DITA, The Sequel: Refining your DITA workflow

The initial wave of DITA implementations is still building, but we are already seeing the early adopters move on to what I am calling DITA, The Sequel.

Sometimes, sequels are great and other times…not so much (warning: You’re going to wish you hadn’t clicked on that link…some things, you can’t unsee). The DITA maturity model provides a way to classify DITA adoption strategies.

Our customers typically implement DITA in order to recognize cost savings in localization. Simply shipping XML to the localization vendor and having the ability to render translated content into the required deliverables presents a compelling business case.
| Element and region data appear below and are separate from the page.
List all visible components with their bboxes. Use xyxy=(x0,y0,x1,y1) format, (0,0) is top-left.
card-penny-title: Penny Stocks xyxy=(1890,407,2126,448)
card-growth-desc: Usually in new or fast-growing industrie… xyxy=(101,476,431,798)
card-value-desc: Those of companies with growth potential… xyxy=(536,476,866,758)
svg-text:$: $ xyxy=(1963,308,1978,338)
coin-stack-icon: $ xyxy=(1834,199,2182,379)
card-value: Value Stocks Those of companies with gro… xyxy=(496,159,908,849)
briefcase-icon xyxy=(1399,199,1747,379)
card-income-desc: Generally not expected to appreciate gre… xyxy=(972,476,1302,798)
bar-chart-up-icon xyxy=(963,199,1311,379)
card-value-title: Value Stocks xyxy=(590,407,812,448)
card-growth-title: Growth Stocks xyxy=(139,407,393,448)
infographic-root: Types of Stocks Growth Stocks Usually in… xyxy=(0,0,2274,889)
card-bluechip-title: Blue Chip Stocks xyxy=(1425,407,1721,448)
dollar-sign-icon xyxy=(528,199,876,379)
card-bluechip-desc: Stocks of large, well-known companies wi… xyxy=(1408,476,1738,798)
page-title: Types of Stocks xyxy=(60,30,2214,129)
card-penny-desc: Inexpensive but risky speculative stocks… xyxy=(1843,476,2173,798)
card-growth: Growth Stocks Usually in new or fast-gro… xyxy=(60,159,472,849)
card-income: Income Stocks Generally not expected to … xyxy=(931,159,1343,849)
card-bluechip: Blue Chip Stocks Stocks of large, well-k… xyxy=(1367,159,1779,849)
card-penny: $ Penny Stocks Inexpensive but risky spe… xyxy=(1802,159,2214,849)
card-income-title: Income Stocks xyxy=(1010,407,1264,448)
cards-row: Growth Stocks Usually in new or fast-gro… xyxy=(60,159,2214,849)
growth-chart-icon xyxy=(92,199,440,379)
Now, we have DITA, The Sequel. Organizations are adding to their implementation and increasing their return on the original investment with smaller follow-on projects. For example:

  • An organization that has successfully implemented DITA/reuse/localization management recognizes that the process of creating deliverables takes a significant amount of time from authors. We work with them to create a flexible build automation system that eliminates many hours of tedious manual configuration. Because making updates to the output(s) is automated, the organization now delivers information that is updated weekly or nightly instead of monthly.
  • Another DITA-based organization recognizes that the current output formats being delivered do not meet customer needs, so we work with them to create a new plug-in for the DITA Open Toolkit with a new format. (Popular formats are currently HTML compatible with mobile devices and ePub.) Because the new plug-in just, er, plugs in to the existing DITA architecture, the risk of adding a new output is minimal.
  • In yet another organization, DITA authoring is limited to a small group of technical communicators. In the second wave, the authoring process is opened up to subject-matter experts, who contribute content directly in DITA instead of sending over Word files that require laborious reformatting and reworking.
  • Another extension point is finding ways to inject additional content into the DITA ecosystem. Often, this involves creating transformations to get non-DITA XML into DITA.

Organizations are moving beyond their initial DITA implementations into more powerful, more flexible systems. I’m looking forward to what we might see in DITA 3: The Rise of the DITA Machines.